After reading Kent Jones' appreciation in the latest Film Comment, I watched the 1975 version of Farewell, My Lovely starring Robert Mitchum, something I've been wanting to do since I saw this as an adolescent. Not exactly a must see, it still has enough of a pessimistic streak, attention to period detail and odd but interesting casting characteristic of the 70s to make it worth a look. Mitchum as Philip Marlowe is kind of fun at first, but then it gets weird and sort of sad, particularly when he's kissing a woman half his age, diving behind cars to avoid being shot or stumbling around in a heroin daze. Part of the problem is Mitchum was 54 at the time, and I guess I never expected Marlowe to live that long. I assumed he'd eventually mouth off to the wrong person or his past would catch up with him. He was supposed to be in his mid 40s around the time of Playback, the last Chandler novel in which he appears, so I suppose mid 50s isn't that far fetched. It didn't help matters that this guy basically reinvented Marlowe for the 70s two years earlier, in a completely opposite direction that Mitchum took him. Altman's The Long Goodbye and Dick Richards' Farewell make for interesting genre contrasts, with Altman's film being very American New Wave and Richards' stuck in a more or less old fashioned studio mode. And though Jerry Goldsmith's score for Farewell seems to be a bit more successful as a self-consciously hommage than the other elements of the film, to my ears it borrows a bit too much from John Williams' excellent Long Goodbye score.

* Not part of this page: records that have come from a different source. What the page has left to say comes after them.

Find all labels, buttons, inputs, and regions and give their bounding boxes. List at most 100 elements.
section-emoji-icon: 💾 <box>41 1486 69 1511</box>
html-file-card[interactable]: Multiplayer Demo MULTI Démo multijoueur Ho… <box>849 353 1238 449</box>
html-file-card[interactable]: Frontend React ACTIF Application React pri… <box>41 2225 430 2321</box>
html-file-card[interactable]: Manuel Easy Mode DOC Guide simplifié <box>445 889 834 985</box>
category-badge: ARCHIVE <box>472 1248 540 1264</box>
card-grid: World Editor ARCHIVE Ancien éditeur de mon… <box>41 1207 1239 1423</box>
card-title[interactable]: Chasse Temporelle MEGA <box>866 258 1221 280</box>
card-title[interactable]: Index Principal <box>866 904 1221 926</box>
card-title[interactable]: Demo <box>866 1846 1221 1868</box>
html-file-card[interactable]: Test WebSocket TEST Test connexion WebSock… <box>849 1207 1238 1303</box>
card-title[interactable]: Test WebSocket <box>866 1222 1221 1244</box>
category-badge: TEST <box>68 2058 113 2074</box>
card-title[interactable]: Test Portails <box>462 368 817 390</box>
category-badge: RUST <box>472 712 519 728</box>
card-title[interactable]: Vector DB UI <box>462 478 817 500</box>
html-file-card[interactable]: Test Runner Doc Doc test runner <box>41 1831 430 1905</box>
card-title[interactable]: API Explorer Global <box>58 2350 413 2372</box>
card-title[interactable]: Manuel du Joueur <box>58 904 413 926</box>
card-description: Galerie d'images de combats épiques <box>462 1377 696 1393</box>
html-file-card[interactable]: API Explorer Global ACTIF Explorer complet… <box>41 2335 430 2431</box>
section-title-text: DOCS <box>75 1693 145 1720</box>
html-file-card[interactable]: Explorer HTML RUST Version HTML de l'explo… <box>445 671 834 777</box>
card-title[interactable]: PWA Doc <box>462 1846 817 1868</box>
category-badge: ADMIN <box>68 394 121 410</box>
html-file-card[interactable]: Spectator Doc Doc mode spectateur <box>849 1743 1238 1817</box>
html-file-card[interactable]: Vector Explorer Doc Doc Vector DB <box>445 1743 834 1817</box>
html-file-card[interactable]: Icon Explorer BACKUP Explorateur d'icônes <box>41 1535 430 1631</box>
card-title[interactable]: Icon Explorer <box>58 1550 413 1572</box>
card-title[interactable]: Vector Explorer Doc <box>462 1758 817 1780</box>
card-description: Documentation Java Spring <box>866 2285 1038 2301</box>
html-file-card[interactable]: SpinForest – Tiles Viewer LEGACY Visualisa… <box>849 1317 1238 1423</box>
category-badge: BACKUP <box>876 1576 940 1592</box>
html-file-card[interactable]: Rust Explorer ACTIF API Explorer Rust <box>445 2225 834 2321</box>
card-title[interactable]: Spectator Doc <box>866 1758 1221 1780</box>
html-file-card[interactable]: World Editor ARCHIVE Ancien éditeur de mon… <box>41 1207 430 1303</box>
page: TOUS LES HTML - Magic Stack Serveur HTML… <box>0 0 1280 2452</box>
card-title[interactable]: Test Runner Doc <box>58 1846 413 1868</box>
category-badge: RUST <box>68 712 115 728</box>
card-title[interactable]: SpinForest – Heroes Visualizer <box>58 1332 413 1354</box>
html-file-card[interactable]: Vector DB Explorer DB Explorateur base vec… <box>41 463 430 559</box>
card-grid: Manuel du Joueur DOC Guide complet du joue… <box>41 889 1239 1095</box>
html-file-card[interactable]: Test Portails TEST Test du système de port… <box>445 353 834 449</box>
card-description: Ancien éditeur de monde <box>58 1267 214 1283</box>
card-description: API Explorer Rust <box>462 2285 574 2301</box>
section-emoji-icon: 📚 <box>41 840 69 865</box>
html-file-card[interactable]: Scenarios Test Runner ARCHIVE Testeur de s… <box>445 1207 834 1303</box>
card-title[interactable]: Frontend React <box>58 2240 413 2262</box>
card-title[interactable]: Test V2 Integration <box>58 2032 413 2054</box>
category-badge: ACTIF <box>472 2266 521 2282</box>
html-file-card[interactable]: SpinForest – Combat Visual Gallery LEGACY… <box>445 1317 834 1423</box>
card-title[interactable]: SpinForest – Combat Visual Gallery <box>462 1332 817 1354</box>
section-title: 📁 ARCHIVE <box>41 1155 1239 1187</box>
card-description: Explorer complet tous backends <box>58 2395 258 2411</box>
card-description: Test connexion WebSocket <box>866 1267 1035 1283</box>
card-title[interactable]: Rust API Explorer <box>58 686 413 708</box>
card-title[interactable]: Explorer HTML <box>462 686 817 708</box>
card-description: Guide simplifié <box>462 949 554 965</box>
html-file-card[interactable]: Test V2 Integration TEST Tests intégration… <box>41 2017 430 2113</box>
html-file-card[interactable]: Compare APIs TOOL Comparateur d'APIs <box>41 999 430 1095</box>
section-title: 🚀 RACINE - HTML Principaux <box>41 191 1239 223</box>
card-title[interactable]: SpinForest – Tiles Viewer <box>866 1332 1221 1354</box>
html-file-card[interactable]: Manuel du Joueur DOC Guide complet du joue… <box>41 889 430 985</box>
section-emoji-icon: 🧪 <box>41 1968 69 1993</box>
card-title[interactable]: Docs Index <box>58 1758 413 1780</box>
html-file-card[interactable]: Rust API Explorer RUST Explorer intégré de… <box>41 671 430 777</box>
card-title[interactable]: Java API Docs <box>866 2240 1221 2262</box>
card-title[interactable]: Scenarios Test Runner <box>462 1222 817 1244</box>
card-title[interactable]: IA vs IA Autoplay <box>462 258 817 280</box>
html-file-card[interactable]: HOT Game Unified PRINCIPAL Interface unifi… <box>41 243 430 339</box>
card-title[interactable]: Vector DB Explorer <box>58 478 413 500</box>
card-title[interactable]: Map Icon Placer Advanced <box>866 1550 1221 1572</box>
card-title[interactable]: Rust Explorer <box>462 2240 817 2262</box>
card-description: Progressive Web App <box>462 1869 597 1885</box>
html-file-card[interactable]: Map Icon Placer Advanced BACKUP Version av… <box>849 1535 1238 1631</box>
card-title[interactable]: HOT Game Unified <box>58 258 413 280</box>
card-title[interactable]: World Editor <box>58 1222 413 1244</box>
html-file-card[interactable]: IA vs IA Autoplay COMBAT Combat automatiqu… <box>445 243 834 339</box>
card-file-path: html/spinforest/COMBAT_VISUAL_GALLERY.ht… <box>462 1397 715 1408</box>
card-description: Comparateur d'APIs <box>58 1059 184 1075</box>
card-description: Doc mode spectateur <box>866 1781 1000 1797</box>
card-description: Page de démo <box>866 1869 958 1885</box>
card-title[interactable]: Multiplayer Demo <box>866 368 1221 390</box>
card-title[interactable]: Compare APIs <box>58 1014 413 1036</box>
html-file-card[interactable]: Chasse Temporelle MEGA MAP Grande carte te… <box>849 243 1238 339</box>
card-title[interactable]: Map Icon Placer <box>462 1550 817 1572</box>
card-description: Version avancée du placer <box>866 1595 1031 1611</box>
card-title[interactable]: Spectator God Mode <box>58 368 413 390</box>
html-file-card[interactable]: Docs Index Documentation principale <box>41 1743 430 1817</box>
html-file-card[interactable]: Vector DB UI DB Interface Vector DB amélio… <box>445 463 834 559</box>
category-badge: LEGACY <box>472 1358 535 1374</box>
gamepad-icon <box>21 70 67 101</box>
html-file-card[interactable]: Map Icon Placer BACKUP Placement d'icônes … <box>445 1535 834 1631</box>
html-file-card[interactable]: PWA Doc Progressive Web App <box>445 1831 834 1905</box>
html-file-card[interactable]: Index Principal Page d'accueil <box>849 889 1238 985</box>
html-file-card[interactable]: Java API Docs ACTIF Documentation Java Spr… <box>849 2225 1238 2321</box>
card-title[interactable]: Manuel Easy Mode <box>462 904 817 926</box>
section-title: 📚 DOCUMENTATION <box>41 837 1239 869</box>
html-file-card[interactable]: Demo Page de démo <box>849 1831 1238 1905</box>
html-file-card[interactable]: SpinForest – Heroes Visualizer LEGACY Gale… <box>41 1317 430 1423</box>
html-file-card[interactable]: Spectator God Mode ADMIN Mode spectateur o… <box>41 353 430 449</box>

The most interesting thing in the film for me was Charlotte Rampling as the femme fatale. She does a pretty amazing Bacall impersonation early on in the film, getting Bacall's tone and inflection just right. She continues in this playful manner until it's time to start shooting people, atwhich point she gets that look in her eye and becomes the complex, emotionally troubled woman she seems to enjoy playing so much. Can't wait to see what Todd Solondz's got in store for her, Pee Wee and Omar.